Luna's head snapped toward him, and for an instant, Thalia glimpsed something dangerous flash across her friend's usually measured features—a hint of the razor-sharp mind that had always lurked beneath Luna's carefully constructed exterior of harmless eccentricity.
"Tell me, Instructor," Luna said, her voice quiet yet somehow more threatening for its softness, "what exactly do you think happens if we lose this battle?"
Solberg blinked, wrong-footed by the direct question. "We fall back to secondary positions, regroup—"
"No." Luna cut him off with a single syllable.
"There is no falling back. There is no regrouping.
If we lose here, humanity loses everywhere.
" She straightened, her slight frame somehow dominating the space.
"Those refugees you dismiss so easily? They've already lost everything but their lives.
They've watched their homes destroyed, their friends and family dissolved into nothing.
They know exactly what awaits if we fail. "
She moved around the table, her eyes never leaving Solberg's increasingly uncomfortable face.
"So yes, they will fight. They will bind wounds and carry messages and forge weapons until their hands bleed.
Not because they're soldiers, but because they're survivors.
And right now, that's worth more than all your military training. "
A heavy silence followed her words. Thalia felt something tight and painful in her chest—pride in her friend's transformation, grief for what had brought them to this moment, and a terrible awareness that Luna was right.
This was the end, one way or another. The Founders' ritual was their only hope of lasting victory, but they needed time to enact it—time that could only be bought through the desperate stand Luna was organizing.

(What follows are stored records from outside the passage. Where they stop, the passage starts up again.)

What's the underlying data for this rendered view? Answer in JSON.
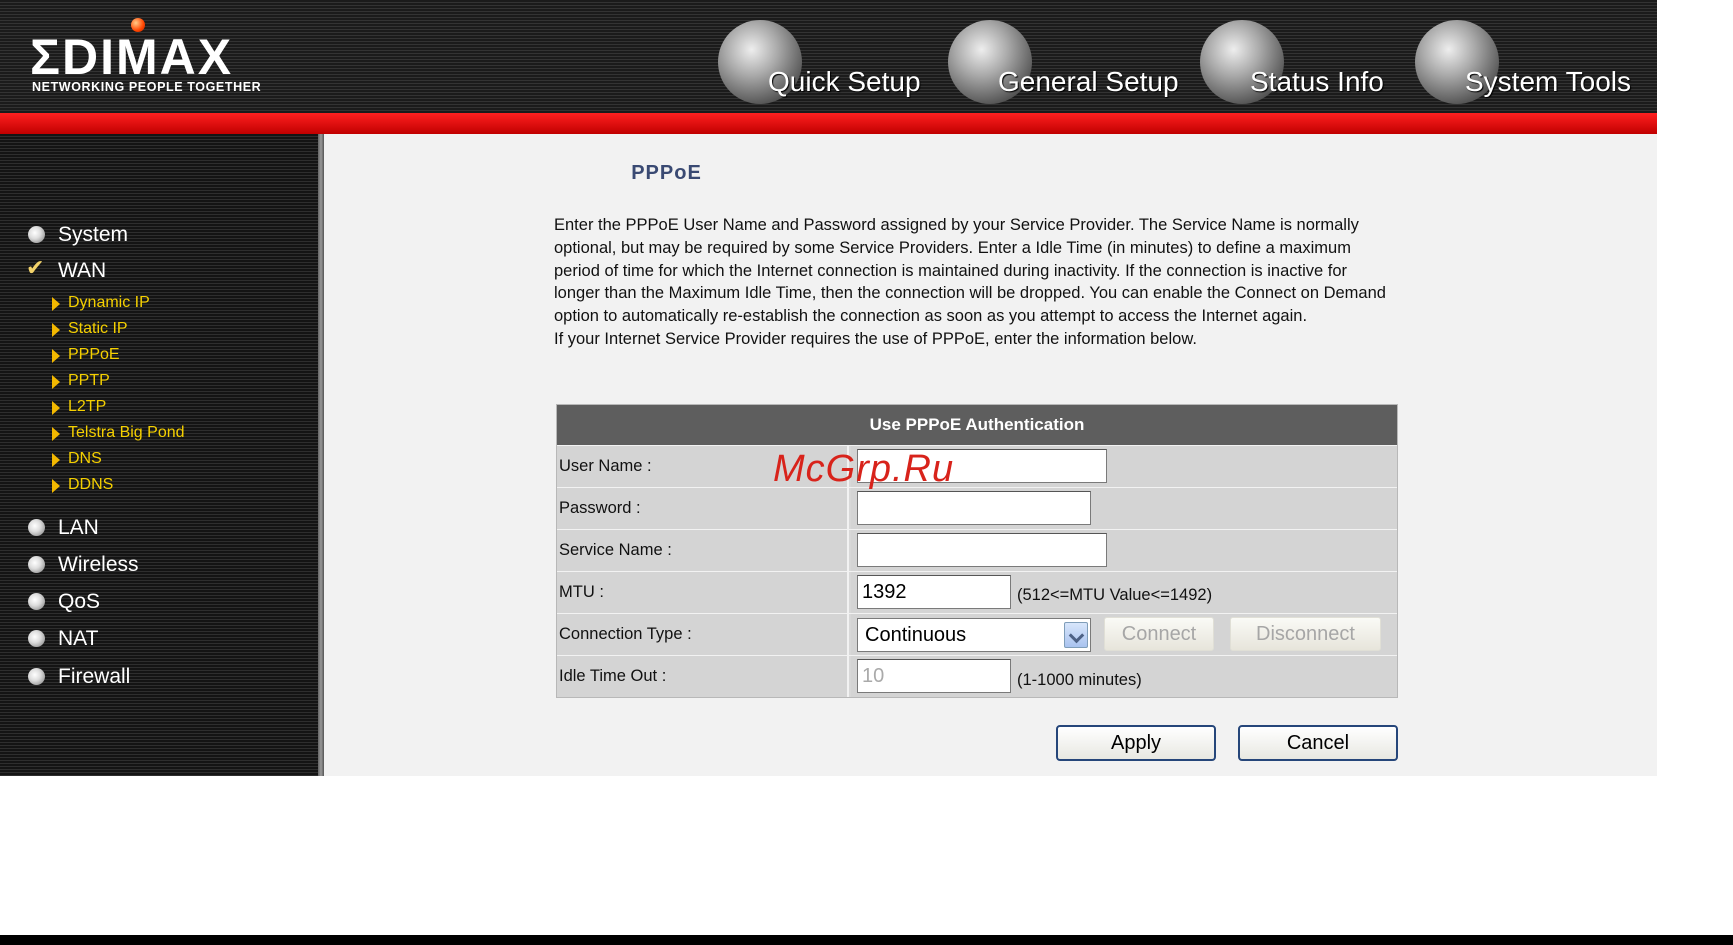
{
  "brand": {
    "logo": "ΣDIMAX",
    "tagline": "NETWORKING PEOPLE TOGETHER"
  },
  "topnav": [
    {
      "label": "Quick Setup",
      "icon": "globe-icon"
    },
    {
      "label": "General Setup",
      "icon": "keyboard-icon"
    },
    {
      "label": "Status Info",
      "icon": "network-plug-icon"
    },
    {
      "label": "System Tools",
      "icon": "tools-icon"
    }
  ],
  "sidebar": {
    "items": [
      {
        "label": "System"
      },
      {
        "label": "WAN",
        "selected": true
      },
      {
        "label": "LAN"
      },
      {
        "label": "Wireless"
      },
      {
        "label": "QoS"
      },
      {
        "label": "NAT"
      },
      {
        "label": "Firewall"
      }
    ],
    "wan_subitems": [
      "Dynamic IP",
      "Static IP",
      "PPPoE",
      "PPTP",
      "L2TP",
      "Telstra Big Pond",
      "DNS",
      "DDNS"
    ]
  },
  "main": {
    "title": "PPPoE",
    "description": "Enter the PPPoE User Name and Password assigned by your Service Provider. The Service Name is normally optional, but may be required by some Service Providers. Enter a Idle Time (in minutes) to define a maximum period of time for which the Internet connection is maintained during inactivity. If the connection is inactive for longer than the Maximum Idle Time, then the connection will be dropped. You can enable the Connect on Demand option to automatically re-establish the connection as soon as you attempt to access the Internet again.",
    "description2": "If your Internet Service Provider requires the use of PPPoE, enter the information below."
  },
  "form": {
    "header": "Use PPPoE Authentication",
    "username_label": "User Name :",
    "username_value": "",
    "password_label": "Password :",
    "password_value": "",
    "service_label": "Service Name :",
    "service_value": "",
    "mtu_label": "MTU :",
    "mtu_value": "1392",
    "mtu_hint": "(512<=MTU Value<=1492)",
    "conn_type_label": "Connection Type :",
    "conn_type_value": "Continuous",
    "connect_label": "Connect",
    "disconnect_label": "Disconnect",
    "idle_label": "Idle Time Out :",
    "idle_value": "10",
    "idle_hint": "(1-1000 minutes)"
  },
  "buttons": {
    "apply": "Apply",
    "cancel": "Cancel"
  },
  "watermark": "McGrp.Ru"
}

"She's right," Kaine said, breaking the silence. He stepped forward, Jorik at his side. "We'll coordinate the hybrid magic teams. Jorik's people have the most experience with these techniques—they should be distributed among the defensive positions to guide the others."
Nods of agreement rippled through the chamber. The fear remained, but Luna had given it direction, transformed it from paralyzing terror into desperate resolve. Even Solberg inclined his head in grudging acceptance.
Luna's gaze found Thalia across the chamber. A silent question passed between them—a lifetime of friendship compressed into a single look. Thalia gave a small nod. Yes, we have our own plan. Yes, we'll be ready when the time comes.
"Everyone knows their positions," Luna concluded, her voice once again filling the chamber without effort. "Move now. The Deep Tide waits for no one's convenience."
The council dispersed with surprising efficiency, officers and instructors filing out to organize their assigned groups.
Kaine caught Thalia's eye as he moved toward the door with Jorik, a question in his expression that she deliberately ignored.
He couldn't know what they planned—he would try to stop them, try to find another way when there was none.
"That was impressive," Brynn murmured as they moved toward the exit, following the flow of bodies out into Frostforge's main corridor. "Your friend has hidden depths."
"Luna sees things others miss," Thalia replied, a smile ghosting across her lips despite everything. "It's always been her gift."
Roran's hand found hers as they emerged into the corridor, a brief, warm pressure that conveyed everything words couldn't. Fear, determination, love—compressed into a single touch.
"We fight until the tide turns against us," he said, his voice pitched for their ears alone. "Then we find each other and withdraw to the chamber."
Brynn nodded, her aristocratic features set in lines of grim acceptance. "Let's hope we can establish a solid defense. Frostforge needs to hold them long enough for us to complete the ritual."
Thalia's hand moved to the hilt of the hybrid blade strapped at her hip. Electricity crackled along its length as her fingers closed around it, blue-white sparks dancing along the ice-glacenite surface. The weapon recognized her, responded to her touch like a living thing.
"We'll hold them," she said, drawing the blade. Light spilled from it, casting their faces in its eerie glow. "And then we'll end this."